While the hyena was busy in the bathroom, Milo did much as Chevy had done; he went over to his bag and extracted his pyjamas which consisted of an old pale grey t-shirt and a pair of mid-blue pyjama pants. After stripping down to birthday suit, which was slender for the most part save for a thin layer of pudge on his tummy, he pulled on his pyjamas and went to claim the bed whose covers had not yet been disturbed by someone sitting on them. As he slithered under the blankets, he was surprised at how warm the sheets were against his fur, far from the refreshing coolness he had expected. Upon closer inspection of the bed, he noticed a cable poking out from under the fitted under-sheet which then trailed along the carpet and behind the bedside table. Feel cosy enough already, he flicked the switch on the wall, deactivating the electric blanket that had been turned on in anticipation of their arrival.

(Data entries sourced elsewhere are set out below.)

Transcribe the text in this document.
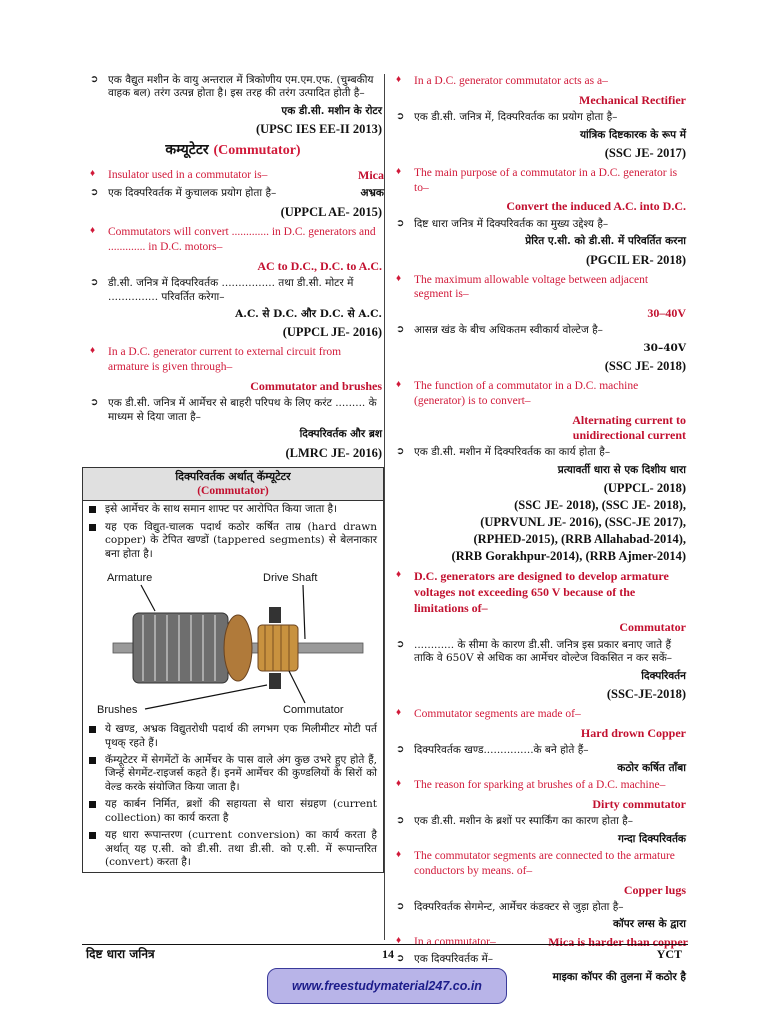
➲ एक वैद्युत मशीन के वायु अन्तराल में त्रिकोणीय एम.एम.एफ. (चुम्बकीय वाहक बल) तरंग उत्पन्न होता है। इस तरह की तरंग उत्पादित होती है–
एक डी.सी. मशीन के रोटर
(UPSC IES EE-II 2013)
कम्यूटेटर (Commutator)
♦	Mica
Insulator used in a commutator is–
➲	अभ्रक
एक दिक्परिवर्तक में कुचालक प्रयोग होता है–
(UPPCL AE- 2015)
♦ Commutators will convert ............. in D.C. generators and ............. in D.C. motors–
AC to D.C., D.C. to A.C.
➲ डी.सी. जनित्र में दिक्परिवर्तक ................ तथा डी.सी. मोटर में ............... परिवर्तित करेगा–
A.C. से D.C. और D.C. से A.C.
(UPPCL JE- 2016)
♦ In a D.C. generator current to external circuit from armature is given through–
Commutator and brushes
➲ एक डी.सी. जनित्र में आर्मेचर से बाहरी परिपथ के लिए करंट ......... के माध्यम से दिया जाता है–
दिक्परिवर्तक और ब्रश
(LMRC JE- 2016)
दिक्परिवर्तक अर्थात् कॅम्यूटेटर
(Commutator)
इसे आर्मेचर के साथ समान शाफ्ट पर आरोपित किया जाता है।
यह एक विद्युत-चालक पदार्थ कठोर कर्षित ताम्र (hard drawn copper) के टेपित खण्डों (tappered segments) से बेलनाकार बना होता है।
Armature	Drive Shaft
Brushes	Commutator
ये खण्ड, अभ्रक विद्युतरोधी पदार्थ की लगभग एक मिलीमीटर मोटी पर्त पृथक् रहते हैं।
कॅम्यूटेटर में सेगमेंटों के आर्मेचर के पास वाले अंग कुछ उभरे हुए होते हैं, जिन्हें सेगमेंट-राइजर्स कहते हैं। इनमें आर्मेचर की कुण्डलियों के सिरों को वेल्ड करके संयोजित किया जाता है।
यह कार्बन निर्मित, ब्रशों की सहायता से धारा संग्रहण (current collection) का कार्य करता है
यह धारा रूपान्तरण (current conversion) का कार्य करता है अर्थात् यह ए.सी. को डी.सी. तथा डी.सी. को ए.सी. में रूपान्तरित (convert) करता है।
♦ In a D.C. generator commutator acts as a–
Mechanical Rectifier
➲ एक डी.सी. जनित्र में, दिक्परिवर्तक का प्रयोग होता है–
यांत्रिक दिष्टकारक के रूप में
(SSC JE- 2017)
♦ The main purpose of a commutator in a D.C. generator is to–
Convert the induced A.C. into D.C.
➲ दिष्ट धारा जनित्र में दिक्परिवर्तक का मुख्य उद्देश्य है–
प्रेरित ए.सी. को डी.सी. में परिवर्तित करना
(PGCIL ER- 2018)
♦ The maximum allowable voltage between adjacent segment is–
30–40V
➲ आसन्न खंड के बीच अधिकतम स्वीकार्य वोल्टेज है–
30–40V
(SSC JE- 2018)
♦ The function of a commutator in a D.C. machine (generator) is to convert–
Alternating current to
unidirectional current
➲ एक डी.सी. मशीन में दिक्परिवर्तक का कार्य होता है–
प्रत्यावर्ती धारा से एक दिशीय धारा
(UPPCL- 2018)
(SSC JE- 2018), (SSC JE- 2018),
(UPRVUNL JE- 2016), (SSC-JE 2017),
(RPHED-2015), (RRB Allahabad-2014),
(RRB Gorakhpur-2014), (RRB Ajmer-2014)
♦ D.C. generators are designed to develop armature voltages not exceeding 650 V because of the limitations of–
Commutator
➲ ............ के सीमा के कारण डी.सी. जनित्र इस प्रकार बनाए जाते हैं ताकि वे 650V से अधिक का आर्मेचर वोल्टेज विकसित न कर सकें–
दिक्परिवर्तन
(SSC-JE-2018)
♦ Commutator segments are made of–
Hard drown Copper
➲ दिक्परिवर्तक खण्ड...............के बने होते हैं–
कठोर कर्षित ताँबा
♦ The reason for sparking at brushes of a D.C. machine–
Dirty commutator
➲ एक डी.सी. मशीन के ब्रशों पर स्पार्किंग का कारण होता है–
गन्दा दिक्परिवर्तक
♦ The commutator segments are connected to the armature conductors by means. of–
Copper lugs
➲ दिक्परिवर्तक सेगमेन्ट, आर्मेचर कंडक्टर से जुड़ा होता है–
कॉपर लग्स के द्वारा
♦	Mica is harder than copper
In a commutator–
➲ एक दिक्परिवर्तक में–
माइका कॉपर की तुलना में कठोर है
दिष्ट धारा जनित्र	14	YCT
www.freestudymaterial247.co.in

Milo had to wait only a couple more minutes before the hyena emerged from the bathroom, dressed in his own pyjamas of an ill-fitting Chimpz shirt and the form-fitting boxer-briefs he had been wearing throughout that day. "Ooh! Surprisingly toasty!" Chevy exclaimed as he got comfortable in his own bed. Milo chuckled as the hyena reached out to turn off the lights, plunging the room into darkness that was only diluted by the dim light reflected off the steadily-growing layer of pure white snow on the ground outside.

"Good night." The cheetah murmured into the darkness.

"Night." Came the somewhat muffled reply; Chevy had nuzzled deep into his plush pillow. Milo yawned as he shuffled around under his covers, getting into as comfortable position as he could to sleep. He stared sleepily out at the snow that was continuing to fall past the window, the sight of which gradually dimmed as his brain closed down for the day. Eventually his eyelids slid shut, and he joined his best friend in the Land of Nod.